Boise Police outlines 10-year strategic plan with staffing and technology priorities
Loading...
Summary
Chief Dennison presented a 10-year strategic plan that sets five priorities—community trust, invest in people, safe policing, infrastructure modernization and organizational strength—targets 1.8 officers per 1,000 residents, and emphasizes data-driven metrics, workforce resilience, and technology choices tied to crime trends.
Boise Police Chief Dennison told the City Council the department has drafted a 10-year strategic plan designed to align staffing, technology and programs with the city's priorities and to inform future budget requests.
Dennison said the plan is data-driven and meant to create a multi-year road map rather than year-to-year asks. He summarized recent workload and crime trends: Boise's population is "right around 250,000 residents," traffic volume is up about 4.5% (which staff said equates to roughly 920,000 additional car trips per month, per ITD), overall officer workload is up about 8% with a 21% increase in officer-initiated activity, and part-1 crimes (homicide, robbery, aggravated assault, burglary, larceny, motor-vehicle theft, arson) are trending down in several categories.

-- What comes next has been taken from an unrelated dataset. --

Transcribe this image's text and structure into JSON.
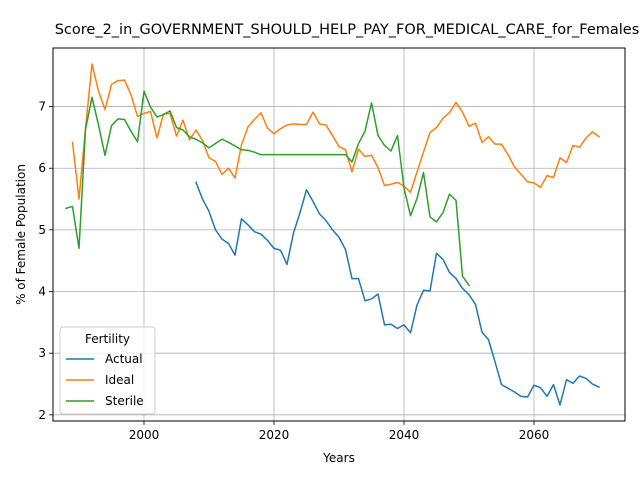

The plan rests on five strategic priorities: uphold community trust; invest in people; advance safe policing; modernize infrastructure; and build organizational strength. Dennison offered short- and long-term examples under those priorities, including assigning a shelter-support liaison (already completed), expanding the bike unit by 2027, implementing demand-based staffing with shift changes in March 2026, finalizing a facilities master plan in spring 2026 and pursuing a real-time crime center by 2030.
On staffing, the chief said Boise currently has about 1.355 officers per 1,000 residents and set a target of 1.8 per 1,000 over the plan horizon. He also said the department recently set a floor of 125 deployable patrol officers and that, accounting for six FTEs approved in October and planned over-hire in January, "we will have an overhire sworn by 3 personnel" if attrition holds as expected.
Council members asked about regional comparisons, how the plan accounts for non-Boise residents who commute into the city for work or events, recruitment strategies (including improving female officer recruitment), and technology priorities such as drones and automated license-plate readers (ALPR). Dennison said drones are used operationally but airport airspace can limit some drone programs; he prioritized ALPR and other crime-fighting technologies over drones as first-responder tools at this time.
Dennison said the plan includes eight strategic indicators the department will track (response-time metrics, resolution efficiency, clearance rates for serious crimes, and other performance measures) and that staff will produce annual progress reports to council and the public.
Council members thanked the chief for the presentation and asked for additional detail on staffing allocations, daily population-loads from surrounding municipalities, and the distribution of traffic-enforcement resources; the chief said the plan will be reviewed annually and adjusted to reflect changing trends.